22 Want de mens was meer dan veertig jaren oud, aan welken dit teken der genezing geschied was.
For the man on whom this sign of healing had been performed was more than forty years old.
23 En zij, losgelaten zijnde, kwamen tot de hunnen, en verkondigden al wat de overpriesters en de ouderlingen tot hen gezegd hadden.
After being released, Peter and John went to their own people and reported all that the chief priests and the elders had said to them.
24 En als dezen dat hoorden, hieven zij eendrachtelijk hun stem op tot God, en zeiden: Heere! Gij zijt de God, Die gemaakt hebt den hemel, en de aarde, en de zee, en alle dingen, die in dezelve zijn.
When they heard this, they lifted up their voices with one accord to God and said, “Master, yoʋ are God, who made the heavens, the earth, the sea, and all that is in them.
25 Die door den mond van David Uw knecht, gezegd hebt: Waarom woeden de heidenen, en hebben de volken ijdele dingen bedacht?
It is yoʋ who said through the mouth of yoʋr servant David, ‘Why do the nations rage, and the peoples plot foolish things?
26 De koningen der aarde zijn te zamen opgestaan, en de oversten zijn bijeenvergaderd tegen den Heere, en tegen Zijn Gezalfde.
The kings of the earth stand up, and the rulers are gathered together, against the Lord and against his Anointed.’
27 Want in der waarheid zijn vergaderd tegen Uw heilig Kind Jezus, Welken Gij gezalfd hebt, beiden Herodes en Pontius Pilatus, met de heidenen en de volken Israels;
For indeed both Herod and Pontius Pilate, along with the Gentiles and the people of Israel, were gathered together against yoʋr holy servant Jesus, whom yoʋ anointed,
28 Om te doen al wat Uw hand en Uw raad te voren bepaald had, dat geschieden zou.

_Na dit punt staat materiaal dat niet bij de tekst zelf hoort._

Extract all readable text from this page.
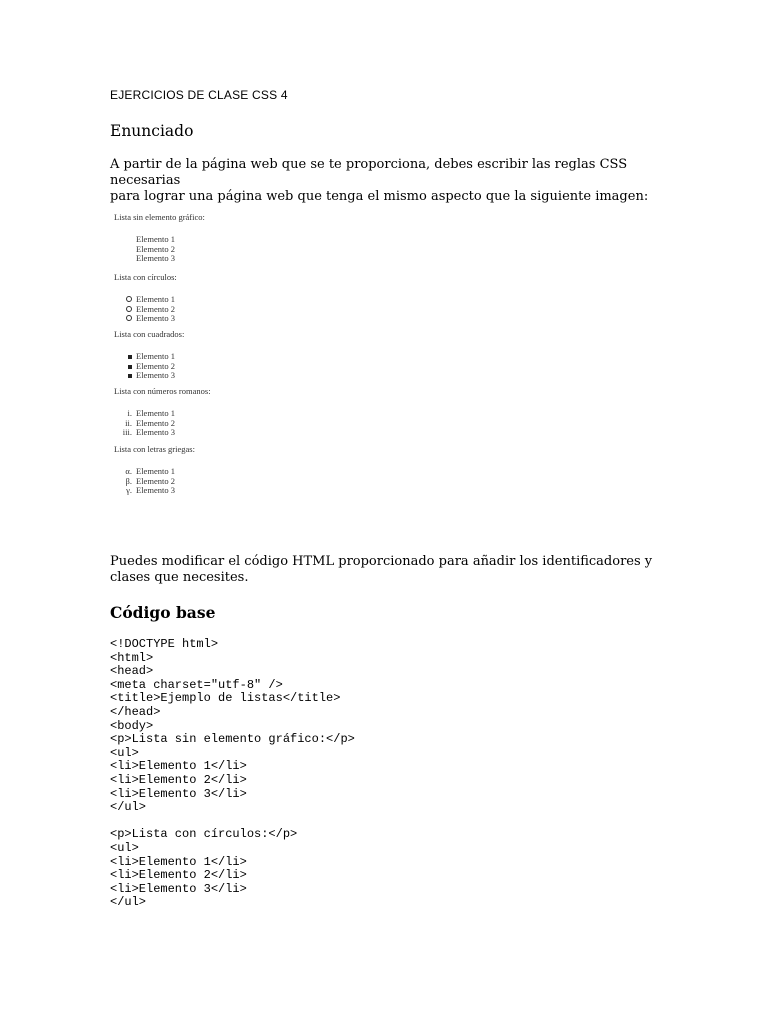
EJERCICIOS DE CLASE CSS 4
Enunciado
A partir de la página web que se te proporciona, debes escribir las reglas CSS necesarias
para lograr una página web que tenga el mismo aspecto que la siguiente imagen:
Puedes modificar el código HTML proporcionado para añadir los identificadores y
clases que necesites.
Código base
<!DOCTYPE html>
<html>
<head>
<meta charset="utf-8" />
<title>Ejemplo de listas</title>
</head>
<body>
<p>Lista sin elemento gráfico:</p>
<ul>
<li>Elemento 1</li>
<li>Elemento 2</li>
<li>Elemento 3</li>
</ul>
<p>Lista con círculos:</p>
<ul>
<li>Elemento 1</li>
<li>Elemento 2</li>
<li>Elemento 3</li>
</ul>
Lista sin elemento gráfico:
Elemento 1
Elemento 2
Elemento 3
Lista con círculos:
Elemento 1
Elemento 2
Elemento 3
Lista con cuadrados:
Elemento 1
Elemento 2
Elemento 3
Lista con números romanos:
i. Elemento 1
ii. Elemento 2
iii. Elemento 3
Lista con letras griegas:
α. Elemento 1
β. Elemento 2
γ. Elemento 3
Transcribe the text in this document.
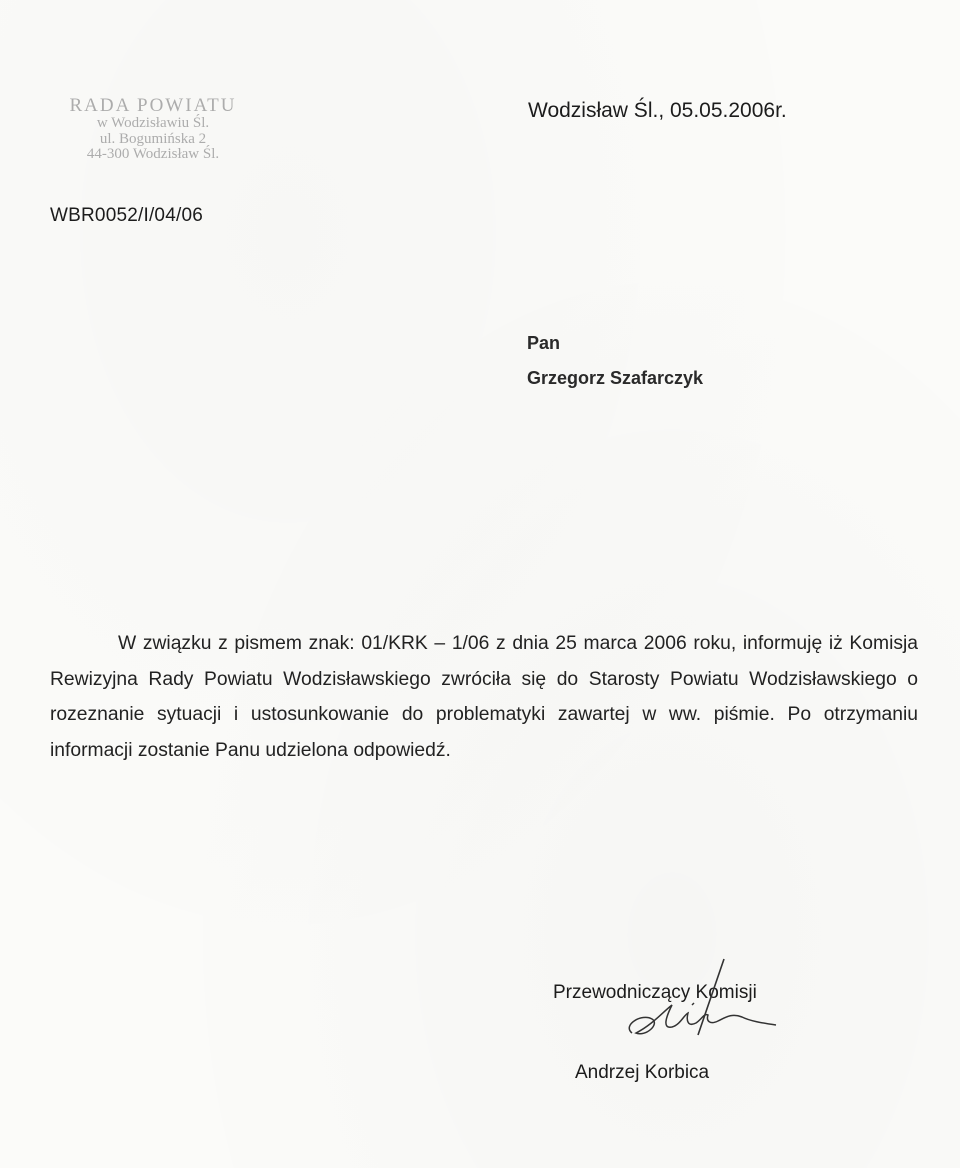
RADA POWIATU
w Wodzisławiu Śl.
ul. Bogumińska 2
44-300 Wodzisław Śl.
WBR0052/I/04/06
Wodzisław Śl., 05.05.2006r.
Pan
Grzegorz Szafarczyk
W związku z pismem znak: 01/KRK – 1/06 z dnia 25 marca 2006 roku, informuję iż Komisja Rewizyjna Rady Powiatu Wodzisławskiego zwróciła się do Starosty Powiatu Wodzisławskiego o rozeznanie sytuacji i ustosunkowanie do problematyki zawartej w ww. piśmie. Po otrzymaniu informacji zostanie Panu udzielona odpowiedź.
Przewodniczący Komisji
Andrzej Korbica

to do whatever yoʋr hand and yoʋr plan had foreordained to take place.
29 En nu dan, Heere, zie op hun dreigingen, en geef Uw dienstknechten met alle vrijmoedigheid Uw woord te spreken;
And now, Lord, take note of their threats and grant it to yoʋr servants to speak yoʋr word with all boldness,
30 Daarin, dat Gij Uw hand uitstrekt tot genezing, en dat tekenen en wonderen geschieden door den Naam van Uw heilig Kind Jezus.
as yoʋ stretch out yoʋr hand to heal and to perform signs and wonders through the name of yoʋr holy servant Jesus.”

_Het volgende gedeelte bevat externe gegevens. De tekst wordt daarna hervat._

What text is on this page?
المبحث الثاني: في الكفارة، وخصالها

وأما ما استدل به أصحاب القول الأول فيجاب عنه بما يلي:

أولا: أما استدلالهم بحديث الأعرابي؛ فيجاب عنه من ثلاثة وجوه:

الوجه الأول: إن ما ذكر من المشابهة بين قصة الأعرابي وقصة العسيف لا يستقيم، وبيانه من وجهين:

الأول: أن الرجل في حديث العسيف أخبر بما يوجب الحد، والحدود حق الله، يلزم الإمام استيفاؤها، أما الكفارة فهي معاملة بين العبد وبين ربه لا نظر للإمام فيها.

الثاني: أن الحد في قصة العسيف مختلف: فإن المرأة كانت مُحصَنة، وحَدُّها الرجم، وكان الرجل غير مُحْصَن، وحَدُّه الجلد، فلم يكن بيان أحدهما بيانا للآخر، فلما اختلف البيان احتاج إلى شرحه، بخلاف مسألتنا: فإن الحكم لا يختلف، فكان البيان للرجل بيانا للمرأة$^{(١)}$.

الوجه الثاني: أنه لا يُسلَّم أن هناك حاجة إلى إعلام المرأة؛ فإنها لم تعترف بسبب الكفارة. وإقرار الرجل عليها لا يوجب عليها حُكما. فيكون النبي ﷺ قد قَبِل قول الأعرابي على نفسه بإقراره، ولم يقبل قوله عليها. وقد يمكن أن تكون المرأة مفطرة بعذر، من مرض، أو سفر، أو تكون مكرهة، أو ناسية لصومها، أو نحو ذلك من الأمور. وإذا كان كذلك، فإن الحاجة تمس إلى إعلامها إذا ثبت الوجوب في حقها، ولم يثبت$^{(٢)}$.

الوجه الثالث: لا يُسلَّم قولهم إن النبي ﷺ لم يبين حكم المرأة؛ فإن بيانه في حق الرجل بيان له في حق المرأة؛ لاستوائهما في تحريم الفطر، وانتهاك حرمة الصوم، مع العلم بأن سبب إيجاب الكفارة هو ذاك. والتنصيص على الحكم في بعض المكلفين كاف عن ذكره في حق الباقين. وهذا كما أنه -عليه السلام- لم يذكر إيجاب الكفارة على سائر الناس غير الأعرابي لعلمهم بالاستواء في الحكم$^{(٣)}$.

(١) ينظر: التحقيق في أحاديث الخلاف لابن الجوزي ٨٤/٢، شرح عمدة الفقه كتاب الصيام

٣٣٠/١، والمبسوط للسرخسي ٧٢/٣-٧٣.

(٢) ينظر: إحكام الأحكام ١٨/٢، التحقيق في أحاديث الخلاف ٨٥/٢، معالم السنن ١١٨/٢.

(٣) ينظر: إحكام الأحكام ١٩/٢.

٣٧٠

31 En als zij gebeden hadden, werd de plaats, in welke zij vergaderd waren, bewogen. En zij werden allen vervuld met den Heiligen Geest, en spraken het Woord Gods met vrijmoedigheid.

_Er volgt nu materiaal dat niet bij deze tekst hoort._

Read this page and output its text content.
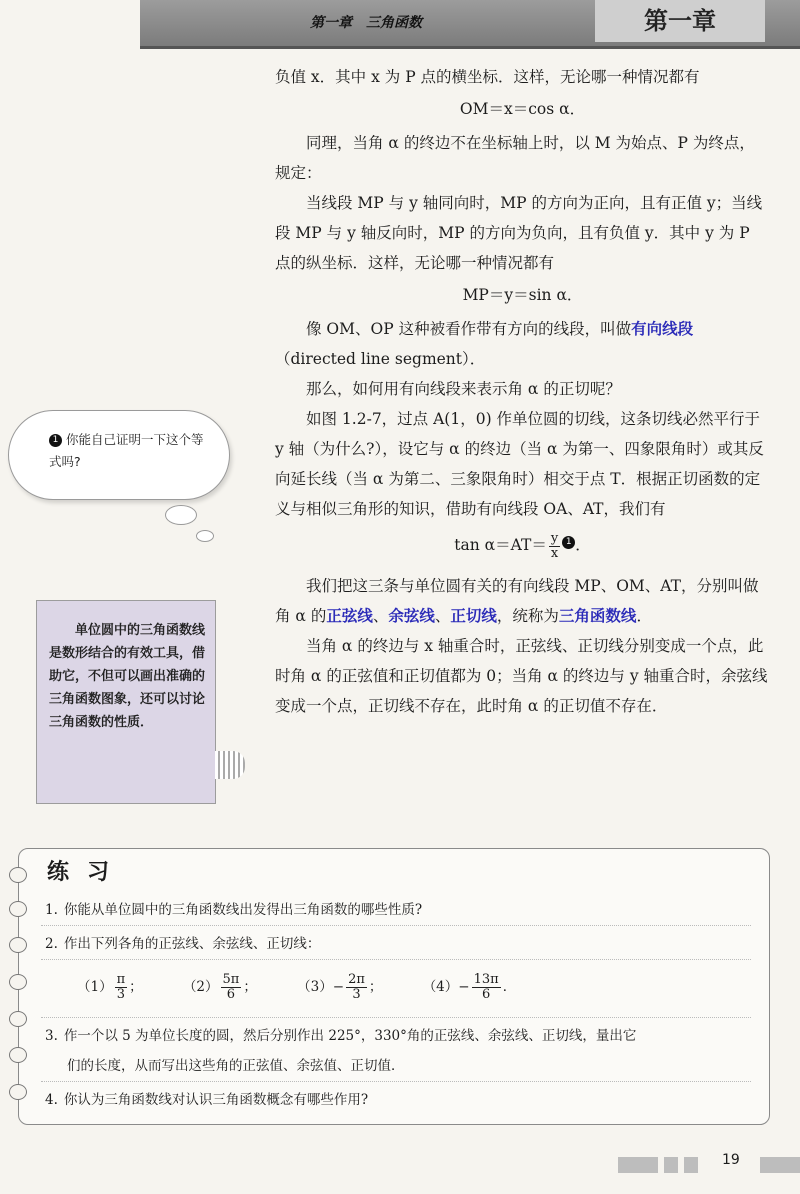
第一章　三角函数	第一章

负值 x．其中 x 为 P 点的横坐标．这样，无论哪一种情况都有

OM＝x＝cos α．

同理，当角 α 的终边不在坐标轴上时，以 M 为始点、P 为终点，规定：

当线段 MP 与 y 轴同向时，MP 的方向为正向，且有正值 y；当线段 MP 与 y 轴反向时，MP 的方向为负向，且有负值 y．其中 y 为 P 点的纵坐标．这样，无论哪一种情况都有

MP＝y＝sin α．

像 OM、OP 这种被看作带有方向的线段，叫做有向线段（directed line segment）．

那么，如何用有向线段来表示角 α 的正切呢？

如图 1.2-7，过点 A(1，0) 作单位圆的切线，这条切线必然平行于 y 轴（为什么?），设它与 α 的终边（当 α 为第一、四象限角时）或其反向延长线（当 α 为第二、三象限角时）相交于点 T．根据正切函数的定义与相似三角形的知识，借助有向线段 OA、AT，我们有

$\tan \alpha=AT= \frac{y}{x} 1$ ．

我们把这三条与单位圆有关的有向线段 MP、OM、AT，分别叫做角 α 的正弦线、余弦线、正切线，统称为三角函数线．

当角 α 的终边与 x 轴重合时，正弦线、正切线分别变成一个点，此时角 α 的正弦值和正切值都为 0；当角 α 的终边与 y 轴重合时，余弦线变成一个点，正切线不存在，此时角 α 的正切值不存在．

1 你能自己证明一下这个等式吗?
单位圆中的三角函数线是数形结合的有效工具，借助它，不但可以画出准确的三角函数图象，还可以讨论三角函数的性质．
练习
1. 你能从单位圆中的三角函数线出发得出三角函数的哪些性质?
2. 作出下列各角的正弦线、余弦线、正切线：
$(1) \frac{\pi}{3}$ ；	$(2) \frac{5\pi}{6}$ ；	$(3)- \frac{2\pi}{3}$ ；	$(4)- \frac{13\pi}{6}$ ．
3. 作一个以 5 为单位长度的圆，然后分别作出 225°，330°角的正弦线、余弦线、正切线，量出它
们的长度，从而写出这些角的正弦值、余弦值、正切值．
4. 你认为三角函数线对认识三角函数概念有哪些作用?
19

After they prayed, the place where they were gathered together was shaken, and they were all filled with the Holy Spirit and began speaking the word of God with boldness.
32 En de menigte van degenen, die geloofden, was een hart en een ziel; en niemand zeide, dat iets van hetgeen hij had, zijn eigen ware, maar alle dingen waren hun gemeen.
Now the hearts and souls of the multitude of believers were one, and no one was saying that any of their belongings was his own, but everything they owned was held in common.
33 En de apostelen gaven met grote kracht getuigenis van de opstanding van den Heere Jezus; en er was grote genade over hen allen.
With great power the apostles were giving testimony to the resurrection of the Lord Jesus, and great grace was upon them all.
34 Want er was ook niemand onder hen, die gebrek had; want zovelen als er bezitters waren van landen of huizen, die verkochten zij, en brachten den prijs der verkochte goederen, en legden dien aan de voeten der apostelen.
There was no one needy among them, for all who owned plots of land or houses sold them and brought the proceeds of what was sold.
35 En aan een iegelijk werd uitgedeeld, naar dat elk van node had.
They laid the money at the feet of the apostles, and the proceeds were distributed to anyone who had need.
36 En Joses, van de apostelen toegenaamd Barnabas (hetwelk is, overgezet zijnde, een zoon der vertroosting), een Leviet, van geboorte uit Cyprus,
Joses, whom the apostles called Barnabas (which means “Son of Encouragement”), a Levite and Cypriot by birth,
37 Alzo hij een akker had, verkocht dien, en bracht het geld, en legde het aan de voeten der apostelen.
also sold a field he owned and then brought the money and laid it at the apostles' feet.